Malam sudah usai menunaikan tugasnya dan kemudian siang
menggantikannya. Udara pagi medio mei terasa dingin dan mulai terasa kering,
pertanda kemarau sudah datang menyapa semesta. Semilir angina saat dinihari,
hanya ada saat kemarau tiba dan kini, di pertangahan mei ini, mulai dapa
dirasakan oleh semua penghuni semesta.
Rembulan tanggal 18 dalam hitungan kalender Jawa mulai pucat di atas daun
sukun, di atas sebuah bukit. Rumput basah karena embun menyapaku dengan senyuma
dan kemudian dinginnya seolah membuai kesadaranku, betapa indahnya alam ini ,
alam semesta terkhusus bumi nusantara.
Dari embun pagi ini, dari semilir angin awal kemarau
ini, dari bulan pucat di atas daun sukun ini, menghentak kesadaranku, betapa
indahnya nusantara.

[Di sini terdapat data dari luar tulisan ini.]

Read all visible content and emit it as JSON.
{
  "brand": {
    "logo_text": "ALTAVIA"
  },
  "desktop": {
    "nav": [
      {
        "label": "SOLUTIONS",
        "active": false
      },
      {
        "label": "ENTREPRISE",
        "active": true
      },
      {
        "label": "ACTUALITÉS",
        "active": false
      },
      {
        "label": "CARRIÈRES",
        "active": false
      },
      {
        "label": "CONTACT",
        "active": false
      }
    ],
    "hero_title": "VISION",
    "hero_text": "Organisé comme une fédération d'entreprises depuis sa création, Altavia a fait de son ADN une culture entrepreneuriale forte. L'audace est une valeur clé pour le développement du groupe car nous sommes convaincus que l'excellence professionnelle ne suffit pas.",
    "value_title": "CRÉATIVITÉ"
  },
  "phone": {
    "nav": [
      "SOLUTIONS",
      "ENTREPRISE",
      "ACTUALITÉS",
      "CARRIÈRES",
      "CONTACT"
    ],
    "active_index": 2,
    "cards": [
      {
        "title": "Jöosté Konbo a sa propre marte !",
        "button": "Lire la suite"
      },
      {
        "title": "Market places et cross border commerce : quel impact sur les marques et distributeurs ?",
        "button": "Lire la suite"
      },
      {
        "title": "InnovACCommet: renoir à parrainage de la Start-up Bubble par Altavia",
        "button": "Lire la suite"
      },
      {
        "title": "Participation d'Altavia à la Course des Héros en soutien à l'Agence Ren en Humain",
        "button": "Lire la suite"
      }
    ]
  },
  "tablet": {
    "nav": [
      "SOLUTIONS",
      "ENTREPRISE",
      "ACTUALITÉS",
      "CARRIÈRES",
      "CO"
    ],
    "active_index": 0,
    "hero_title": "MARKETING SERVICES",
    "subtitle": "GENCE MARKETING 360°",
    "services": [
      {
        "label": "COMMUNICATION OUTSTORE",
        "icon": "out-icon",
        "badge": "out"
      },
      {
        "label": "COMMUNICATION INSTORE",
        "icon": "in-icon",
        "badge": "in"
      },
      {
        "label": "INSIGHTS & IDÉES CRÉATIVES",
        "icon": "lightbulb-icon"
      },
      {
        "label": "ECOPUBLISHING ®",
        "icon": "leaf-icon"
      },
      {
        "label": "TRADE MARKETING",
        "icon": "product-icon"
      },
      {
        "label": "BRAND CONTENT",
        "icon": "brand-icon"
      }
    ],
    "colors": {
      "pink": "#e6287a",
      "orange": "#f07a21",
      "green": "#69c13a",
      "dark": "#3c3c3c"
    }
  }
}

Dan saat itu juga, dalam dingin pagi dan teduh cahaya
rembulan serta basah embun, terbakarlah jiwa anak negeri. Tidak rela indahnya
negeri ini tersayat oleh nafsu sebagian manusia berjiwa serigala. Tidak rela
dirampok manusia-manusia kotor berjubahkan agama, yang menanamkan kebodohan
untuk kepuasan mereka.
Jiwa ini terpanggil untuk ikut berjuang dan perjuanganku,
bukan dengan partai politk, bukan dengan bamboo runcing, bukan dengan fitnah,
bukan dengan isu hoax, namun dengan menuliskan pengalaman indahnya alam
nusantara. Jiwa ini tak akan rela indahnya nusantara terkoyak dan terkotori.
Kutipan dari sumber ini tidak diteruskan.